Monday, December 17, 2007

Necessity is the Mother of Invention

This great story appeared in the December issue of the Vermont Society of Land Surveyors The Cornerpost. Thanks to VSLS for allowing us to share.

Survey Markers............by Dick Bohlen, L.S. #7, Retired

We were running line on the Kittridge Hills, north of the Walden Mountain road. We were using compass and tape procedure, meaning that we were taking compass bearings, and measuring distance with a 200 foot steel tape. There were the 2 of us, and my faithful black Lab., Tippy. We named him "Tippy" because he had white feet, and a white tip of his tail.

John Nagle was working with me, and the procedure was that I went ahead pulling the tape and clearing the line with a machette. I would go out for as far as the growth would allow, and establish a foreward point. John would then take a magnetic bearing to the point, and we would tape the distance with John calling out the numbers. We were following a blazed line and making pretty good progress when we were stopped by a beaver dam. John joined me at the foreward point, and we discussed a battle plan. We could see the blazes on dead trees in the water, and could see where the line was on the far shore, about 150 feet away. There were "blowdowns " in the water, and the water appeared to be about 5 to 6 feet deep. No way to get across without a boat. The option would be to run line around the pond, and then compute the distance across. Not very good procedure, and not very accurate. Sure would like to measure across that pond !

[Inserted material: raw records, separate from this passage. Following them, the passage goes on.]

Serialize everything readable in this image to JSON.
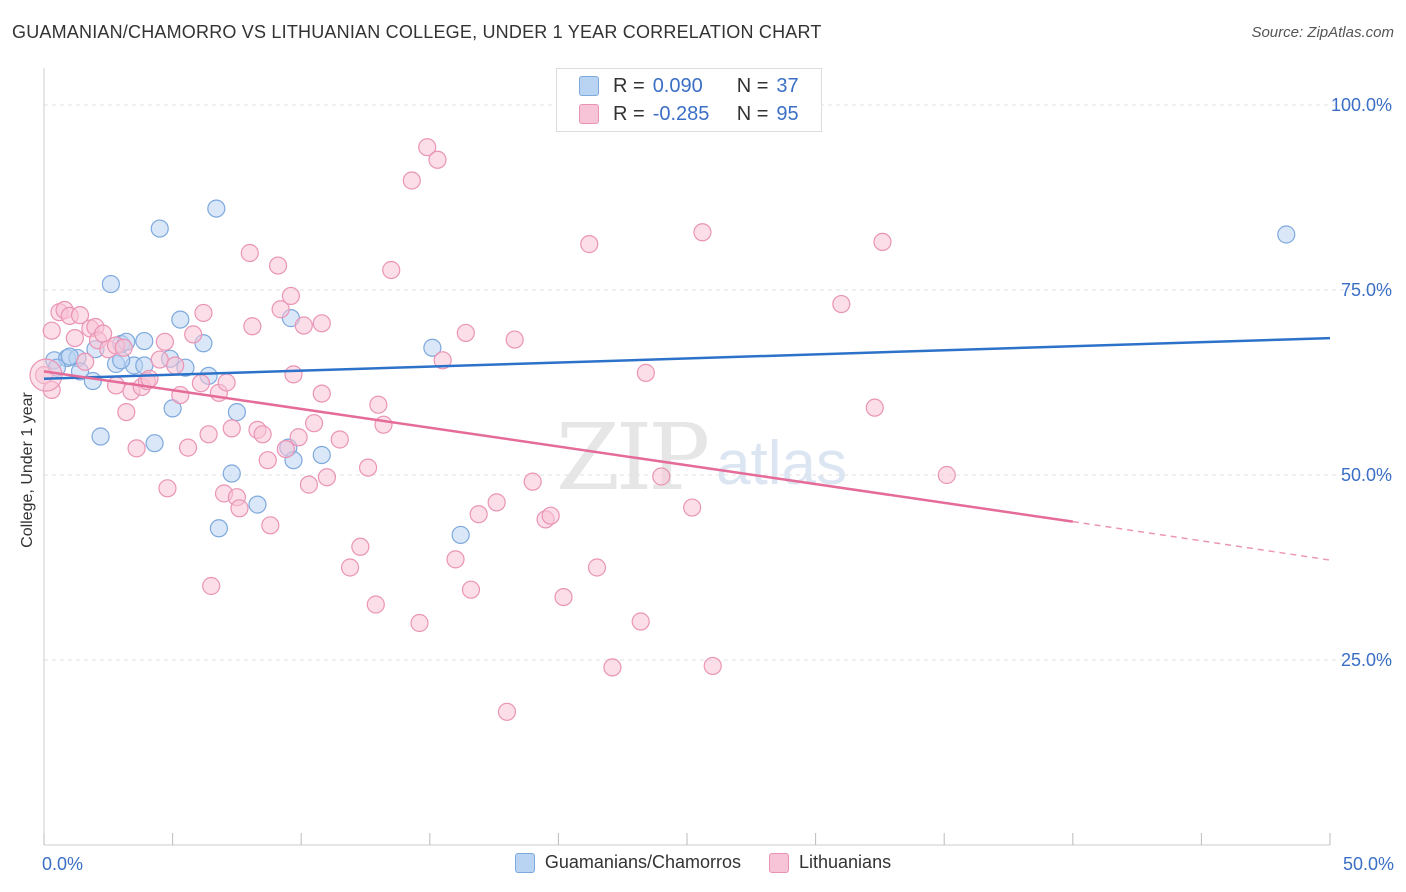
{
  "title": "GUAMANIAN/CHAMORRO VS LITHUANIAN COLLEGE, UNDER 1 YEAR CORRELATION CHART",
  "source": "Source: ZipAtlas.com",
  "watermark": {
    "zip": "ZIP",
    "atlas": "atlas"
  },
  "legend": {
    "rows": [
      {
        "r_label": "R =",
        "r_value": "0.090",
        "n_label": "N =",
        "n_value": "37"
      },
      {
        "r_label": "R =",
        "r_value": "-0.285",
        "n_label": "N =",
        "n_value": "95"
      }
    ]
  },
  "colors": {
    "blue_fill": "#b9d3f2",
    "blue_stroke": "#7ea9dd",
    "blue_line": "#2d72c9",
    "pink_fill": "#f7c3d6",
    "pink_stroke": "#ea94b5",
    "pink_line": "#e56b98",
    "tick_label": "#3b6fc5"
  },
  "chart_data": {
    "type": "scatter",
    "title": "GUAMANIAN/CHAMORRO VS LITHUANIAN COLLEGE, UNDER 1 YEAR CORRELATION CHART",
    "xlabel": "",
    "ylabel": "College, Under 1 year",
    "xlim": [
      0,
      50
    ],
    "ylim": [
      0,
      105
    ],
    "x_tick_labels": [
      {
        "value": 0,
        "label": "0.0%"
      },
      {
        "value": 50,
        "label": "50.0%"
      }
    ],
    "y_tick_labels": [
      {
        "value": 25,
        "label": "25.0%"
      },
      {
        "value": 50,
        "label": "50.0%"
      },
      {
        "value": 75,
        "label": "75.0%"
      },
      {
        "value": 100,
        "label": "100.0%"
      }
    ],
    "grid": true,
    "series": [
      {
        "name": "Guamanians/Chamorros",
        "r": 0.09,
        "n": 37,
        "trend": {
          "x": [
            0,
            50
          ],
          "y": [
            63.0,
            68.5
          ],
          "dashed_from": null
        },
        "points": [
          [
            0.4,
            65.5
          ],
          [
            0.9,
            65.8
          ],
          [
            1.3,
            65.8
          ],
          [
            1.4,
            64.0
          ],
          [
            1.9,
            62.7
          ],
          [
            2.0,
            67.0
          ],
          [
            2.2,
            55.2
          ],
          [
            2.6,
            75.8
          ],
          [
            2.8,
            65.0
          ],
          [
            3.0,
            67.7
          ],
          [
            3.2,
            68.0
          ],
          [
            3.5,
            64.8
          ],
          [
            3.9,
            64.8
          ],
          [
            3.9,
            68.1
          ],
          [
            4.3,
            54.3
          ],
          [
            4.5,
            83.3
          ],
          [
            4.9,
            65.7
          ],
          [
            5.0,
            59.0
          ],
          [
            5.3,
            71.0
          ],
          [
            5.5,
            64.5
          ],
          [
            6.2,
            67.8
          ],
          [
            6.4,
            63.4
          ],
          [
            6.7,
            86.0
          ],
          [
            6.8,
            42.8
          ],
          [
            7.3,
            50.2
          ],
          [
            7.5,
            58.5
          ],
          [
            8.3,
            46.0
          ],
          [
            9.5,
            53.7
          ],
          [
            9.6,
            71.2
          ],
          [
            9.7,
            52.0
          ],
          [
            10.8,
            52.7
          ],
          [
            15.1,
            67.2
          ],
          [
            16.2,
            41.9
          ],
          [
            48.3,
            82.5
          ],
          [
            0.5,
            64.5
          ],
          [
            1.0,
            66.0
          ],
          [
            3.0,
            65.5
          ]
        ]
      },
      {
        "name": "Lithuanians",
        "r": -0.285,
        "n": 95,
        "trend": {
          "x": [
            0,
            40,
            50
          ],
          "y": [
            64.0,
            43.7,
            38.5
          ],
          "dashed_from": 40
        },
        "points": [
          [
            0.0,
            63.5
          ],
          [
            0.3,
            69.5
          ],
          [
            0.6,
            72.0
          ],
          [
            0.8,
            72.3
          ],
          [
            1.0,
            71.5
          ],
          [
            1.4,
            71.6
          ],
          [
            1.6,
            65.3
          ],
          [
            1.8,
            69.8
          ],
          [
            2.0,
            70.0
          ],
          [
            2.1,
            68.2
          ],
          [
            2.3,
            69.1
          ],
          [
            2.5,
            67.0
          ],
          [
            2.8,
            67.5
          ],
          [
            2.8,
            62.1
          ],
          [
            3.1,
            67.2
          ],
          [
            3.2,
            58.5
          ],
          [
            3.4,
            61.3
          ],
          [
            3.6,
            53.6
          ],
          [
            3.8,
            61.9
          ],
          [
            4.0,
            62.7
          ],
          [
            4.1,
            63.0
          ],
          [
            4.5,
            65.6
          ],
          [
            4.7,
            68.0
          ],
          [
            4.8,
            48.2
          ],
          [
            5.1,
            64.8
          ],
          [
            5.3,
            60.8
          ],
          [
            5.6,
            53.7
          ],
          [
            5.8,
            69.0
          ],
          [
            6.1,
            62.4
          ],
          [
            6.2,
            71.9
          ],
          [
            6.4,
            55.5
          ],
          [
            6.5,
            35.0
          ],
          [
            6.8,
            61.1
          ],
          [
            7.0,
            47.5
          ],
          [
            7.1,
            62.5
          ],
          [
            7.3,
            56.3
          ],
          [
            7.5,
            47.0
          ],
          [
            7.6,
            45.5
          ],
          [
            8.0,
            80.0
          ],
          [
            8.1,
            70.1
          ],
          [
            8.3,
            56.1
          ],
          [
            8.5,
            55.5
          ],
          [
            8.7,
            52.0
          ],
          [
            8.8,
            43.2
          ],
          [
            9.1,
            78.3
          ],
          [
            9.2,
            72.4
          ],
          [
            9.4,
            53.5
          ],
          [
            9.6,
            74.2
          ],
          [
            9.7,
            63.6
          ],
          [
            9.9,
            55.1
          ],
          [
            10.1,
            70.2
          ],
          [
            10.3,
            48.7
          ],
          [
            10.5,
            57.0
          ],
          [
            10.8,
            61.0
          ],
          [
            10.8,
            70.5
          ],
          [
            11.0,
            49.7
          ],
          [
            11.5,
            54.8
          ],
          [
            11.9,
            37.5
          ],
          [
            12.3,
            40.3
          ],
          [
            12.6,
            51.0
          ],
          [
            12.9,
            32.5
          ],
          [
            13.0,
            59.5
          ],
          [
            13.2,
            56.8
          ],
          [
            13.5,
            77.7
          ],
          [
            14.3,
            89.8
          ],
          [
            14.6,
            30.0
          ],
          [
            14.9,
            94.3
          ],
          [
            15.3,
            92.6
          ],
          [
            15.5,
            65.5
          ],
          [
            16.0,
            38.6
          ],
          [
            16.4,
            69.2
          ],
          [
            16.6,
            34.5
          ],
          [
            16.9,
            44.7
          ],
          [
            17.6,
            46.3
          ],
          [
            18.0,
            18.0
          ],
          [
            18.3,
            68.3
          ],
          [
            19.0,
            49.1
          ],
          [
            19.5,
            44.0
          ],
          [
            19.7,
            44.5
          ],
          [
            20.2,
            33.5
          ],
          [
            21.2,
            81.2
          ],
          [
            21.5,
            37.5
          ],
          [
            22.1,
            24.0
          ],
          [
            23.2,
            30.2
          ],
          [
            23.4,
            63.8
          ],
          [
            24.0,
            49.8
          ],
          [
            25.2,
            45.6
          ],
          [
            25.6,
            82.8
          ],
          [
            26.0,
            24.2
          ],
          [
            31.0,
            73.1
          ],
          [
            32.3,
            59.1
          ],
          [
            32.6,
            81.5
          ],
          [
            35.1,
            50.0
          ],
          [
            0.3,
            61.5
          ],
          [
            1.2,
            68.5
          ]
        ]
      }
    ]
  }
}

I think that we both looked for Tippy at the same time, and then came up with the battle plan. We tied the leather tong at the end of the tape to his collar...John held him and talked to him with kind and soothing words, and I made my way around the pond to where the line emerged. One excited call from his master, and John's release of the collar put Tippy into the water with a great lunge. The water, the blowdowns, the pond growth, the tree limbs and nothing else could deter that mighty swimmer from the shortest path to his Master. We had our tape across, the distance measured, and Tippy earned his pay that day.